Nein. Bei Brennstoffen, die international handelbar sind, bedeuten Einsparungen in einem bestimmten Land, dass die von diesem Land freigegebenen Mengen via Markt in andere Länder gelangen und zu fallenden Preisen dort verbraucht werden – es sei denn, die Ölförderer würden selber mehr im Boden lassen. Das ist aber erwiesenermaßen nicht der Fall, wenn nur Teile der Welt Brennstoffe einsparen.

Sollte also die EU bis 2050 ihre Emissionen wie geplant auf netto null drücken, wäre das global ohne Wirkung?
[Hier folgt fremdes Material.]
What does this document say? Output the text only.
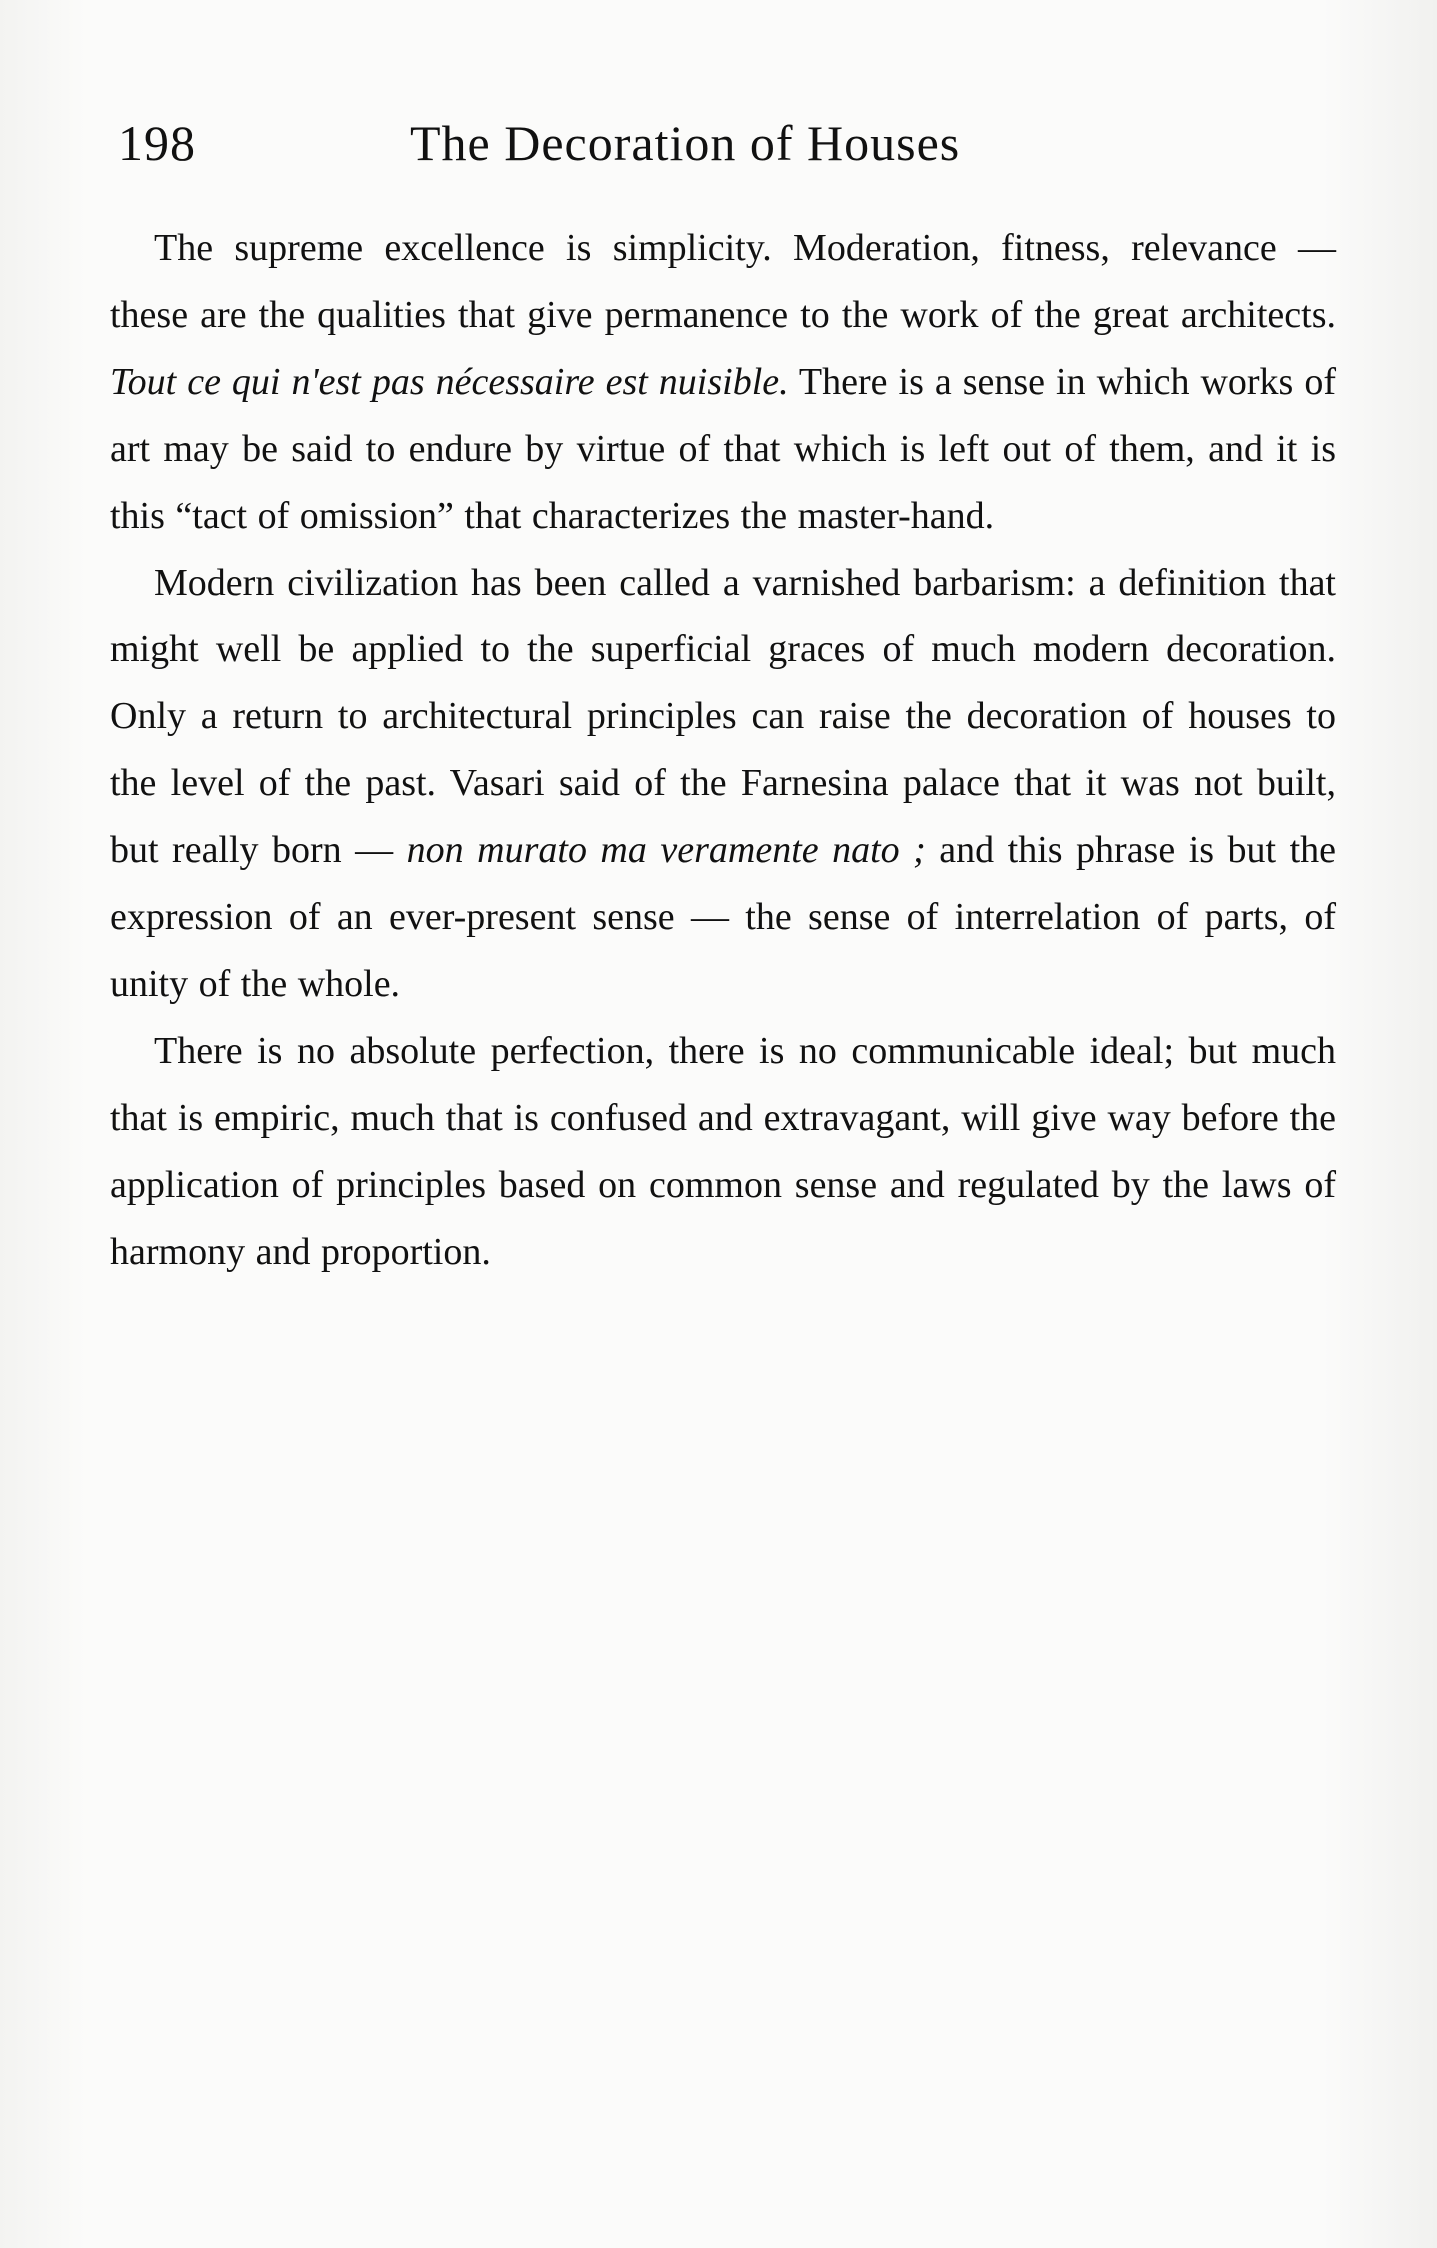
198	The Decoration of Houses

The supreme excellence is simplicity. Moderation, fitness, relevance — these are the qualities that give permanence to the work of the great architects. Tout ce qui n'est pas nécessaire est nuisible. There is a sense in which works of art may be said to endure by virtue of that which is left out of them, and it is this “tact of omission” that characterizes the master-hand.

Modern civilization has been called a varnished barbarism: a definition that might well be applied to the superficial graces of much modern decoration. Only a return to architectural principles can raise the decoration of houses to the level of the past. Vasari said of the Farnesina palace that it was not built, but really born — non murato ma veramente nato ; and this phrase is but the expression of an ever-present sense — the sense of interrelation of parts, of unity of the whole.

There is no absolute perfection, there is no communicable ideal; but much that is empiric, much that is confused and extravagant, will give way before the application of principles based on common sense and regulated by the laws of harmony and proportion.
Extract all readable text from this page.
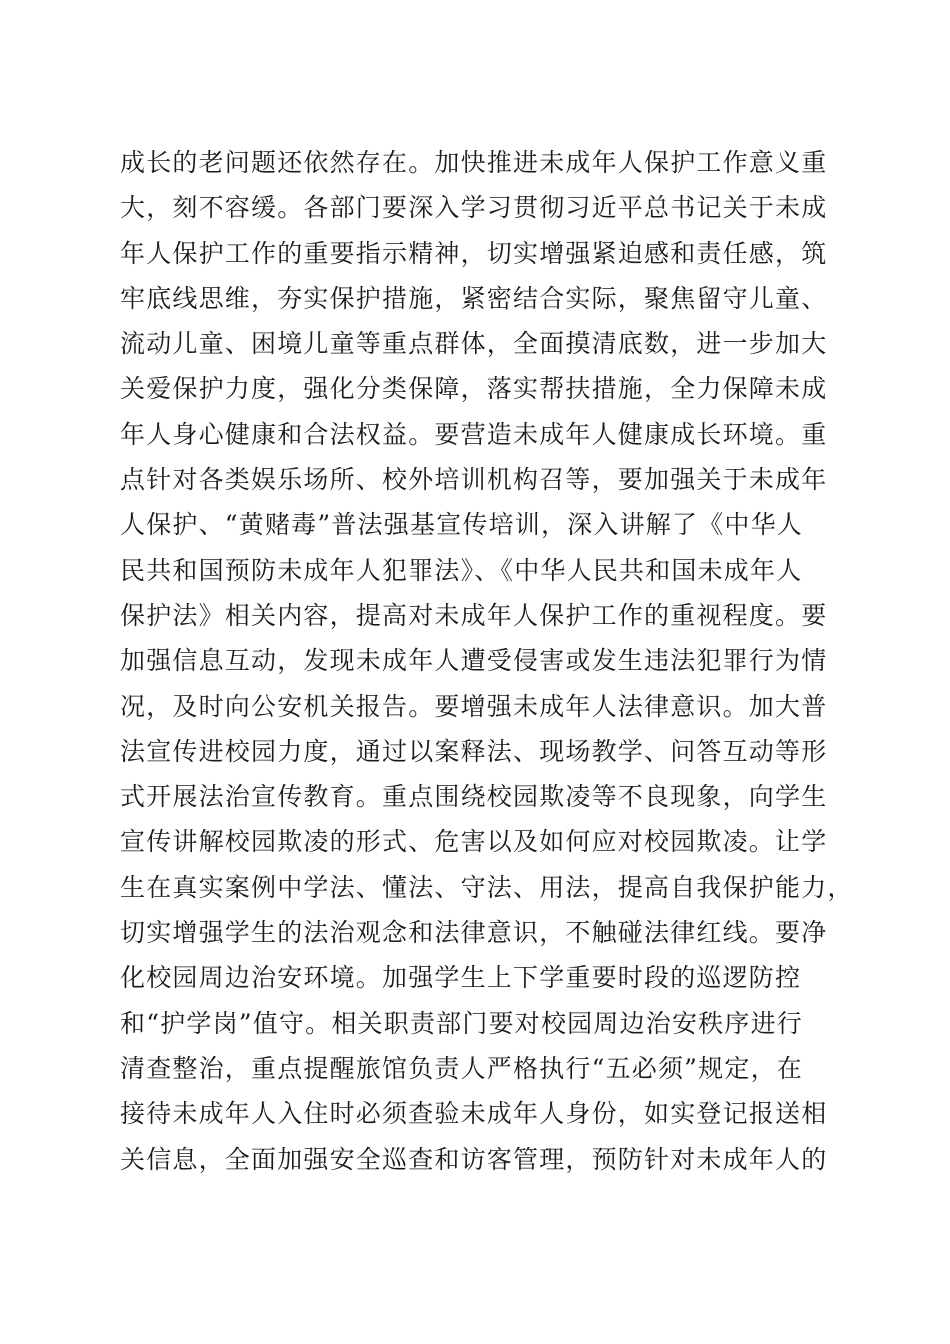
成长的老问题还依然存在。加快推进未成年人保护工作意义重
大，刻不容缓。各部门要深入学习贯彻习近平总书记关于未成
年人保护工作的重要指示精神，切实增强紧迫感和责任感，筑
牢底线思维，夯实保护措施，紧密结合实际，聚焦留守儿童、
流动儿童、困境儿童等重点群体，全面摸清底数，进一步加大
关爱保护力度，强化分类保障，落实帮扶措施，全力保障未成
年人身心健康和合法权益。要营造未成年人健康成长环境。重
点针对各类娱乐场所、校外培训机构召等，要加强关于未成年
人保护、“黄赌毒”普法强基宣传培训，深入讲解了《中华人
民共和国预防未成年人犯罪法》、《中华人民共和国未成年人
保护法》相关内容，提高对未成年人保护工作的重视程度。要
加强信息互动，发现未成年人遭受侵害或发生违法犯罪行为情
况，及时向公安机关报告。要增强未成年人法律意识。加大普
法宣传进校园力度，通过以案释法、现场教学、问答互动等形
式开展法治宣传教育。重点围绕校园欺凌等不良现象，向学生
宣传讲解校园欺凌的形式、危害以及如何应对校园欺凌。让学
生在真实案例中学法、懂法、守法、用法，提高自我保护能力，
切实增强学生的法治观念和法律意识，不触碰法律红线。要净
化校园周边治安环境。加强学生上下学重要时段的巡逻防控
和“护学岗”值守。相关职责部门要对校园周边治安秩序进行
清查整治，重点提醒旅馆负责人严格执行“五必须”规定，在
接待未成年人入住时必须查验未成年人身份，如实登记报送相
关信息，全面加强安全巡查和访客管理，预防针对未成年人的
So ist es jedenfalls bei der Steinkohle, dem Gas und dem Öl, denn um eine Wirkung zu erzielen, müssten wir diese Brennstoffe weiter kaufen und auf europäischem Territorium sicher versiegeln. Da wir das aus verständlichen Gründen nicht tun, werden diese Brennstoffe über die Märkte nach China, Indien und in all die anderen Länder der Welt geliefert, die keinen Klimaschutz betreiben. Nur bei der Braunkohle erreichen  wir etwas, weil die bereits auf unserem Territorium liegt und dort vor dem Zugriff anderer geschützt werden kann.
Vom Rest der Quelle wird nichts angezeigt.